Богоявленский в свою очередь покраснел.

— Коли так, спасибо вам, что сказали, — продолжал он, — спасибо Милькееву, что беспокоился... Рыбак рыбака видит издалека: хоть бы и не поехал, а все-таки спасибо ему, что хлопотал. Кабы не он да не беседа его изредка, так голову бы, кажется, другой раз себе размозжил об стену здесь. Поговоришь с ним час-другой — и вздохнешь полегче...

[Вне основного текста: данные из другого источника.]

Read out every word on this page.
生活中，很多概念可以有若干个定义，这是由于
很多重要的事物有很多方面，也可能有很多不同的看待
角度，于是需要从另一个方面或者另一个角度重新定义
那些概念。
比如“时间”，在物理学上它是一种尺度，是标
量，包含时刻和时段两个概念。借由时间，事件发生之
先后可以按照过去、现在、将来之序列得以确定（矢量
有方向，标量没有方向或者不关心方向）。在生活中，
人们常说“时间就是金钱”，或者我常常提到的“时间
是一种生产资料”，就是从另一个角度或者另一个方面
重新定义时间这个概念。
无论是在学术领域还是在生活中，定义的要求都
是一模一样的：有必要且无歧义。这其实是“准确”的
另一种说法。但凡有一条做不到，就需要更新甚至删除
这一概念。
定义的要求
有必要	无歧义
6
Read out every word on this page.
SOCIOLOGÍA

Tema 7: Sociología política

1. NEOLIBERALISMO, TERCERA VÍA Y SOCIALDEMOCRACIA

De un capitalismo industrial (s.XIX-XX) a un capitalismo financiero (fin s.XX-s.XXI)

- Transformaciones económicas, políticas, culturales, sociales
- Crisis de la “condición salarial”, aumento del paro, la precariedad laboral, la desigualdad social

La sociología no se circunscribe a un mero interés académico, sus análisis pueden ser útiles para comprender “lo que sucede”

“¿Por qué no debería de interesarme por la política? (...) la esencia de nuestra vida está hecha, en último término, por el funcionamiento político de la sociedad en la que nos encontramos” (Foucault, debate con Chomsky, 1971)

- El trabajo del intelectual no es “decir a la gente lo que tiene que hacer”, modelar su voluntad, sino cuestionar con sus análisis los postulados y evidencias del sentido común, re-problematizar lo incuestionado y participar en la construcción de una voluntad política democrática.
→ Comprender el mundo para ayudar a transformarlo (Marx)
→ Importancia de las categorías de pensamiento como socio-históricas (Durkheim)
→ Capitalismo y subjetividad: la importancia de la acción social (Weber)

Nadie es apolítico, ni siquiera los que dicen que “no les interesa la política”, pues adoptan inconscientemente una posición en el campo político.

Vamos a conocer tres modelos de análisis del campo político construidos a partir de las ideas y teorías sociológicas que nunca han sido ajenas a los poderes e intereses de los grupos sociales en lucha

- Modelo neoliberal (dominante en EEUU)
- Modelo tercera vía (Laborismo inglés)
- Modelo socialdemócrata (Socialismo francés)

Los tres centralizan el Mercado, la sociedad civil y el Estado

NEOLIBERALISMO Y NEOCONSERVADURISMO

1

— А я... А со мной? — игриво спросила Варя.

— Что вы! Разве барышни, подобные вам, людей ценить умеют? Вот я вас прошу для вас же самих не ехать в Троицкое, а вы кобенитесь. Милькеева вы хвалите за что?.. Разве вы знаете, что в нем хорошо?.. Давича про образование за обедом упомянули — и бабка вас ловко вздула за это! А вам вот что нравится — сел и полетел!

— Грубиян!., вот назло же вам поеду в Троицкое и всех там с ума сведу! Прощайте; лошадь моя приехала... вот она, — видите...

— А руку сегодня не дадите? — спросил Богоявленский.

— Не дам! Знать я вас не хочу! — отвечала Варя шутя и вышла. Потом вернулась и подала ему руку, — на счастье — послезавтра в Троицком! — сказала она, сверкая глазами.

Богоявленский проводил ее на крыльцо и, возвращаясь к себе, встретил в зале Пелагею.

— Муж, а муж... муж... дай хлебушка! — закричала дура.

— Нет у меня хлеба, отвяжись! — сказал Богоявленский.

— Что ты меня бьешь, дурак, а дурак, что ты меня бьешь! дай мильон... дай мильон...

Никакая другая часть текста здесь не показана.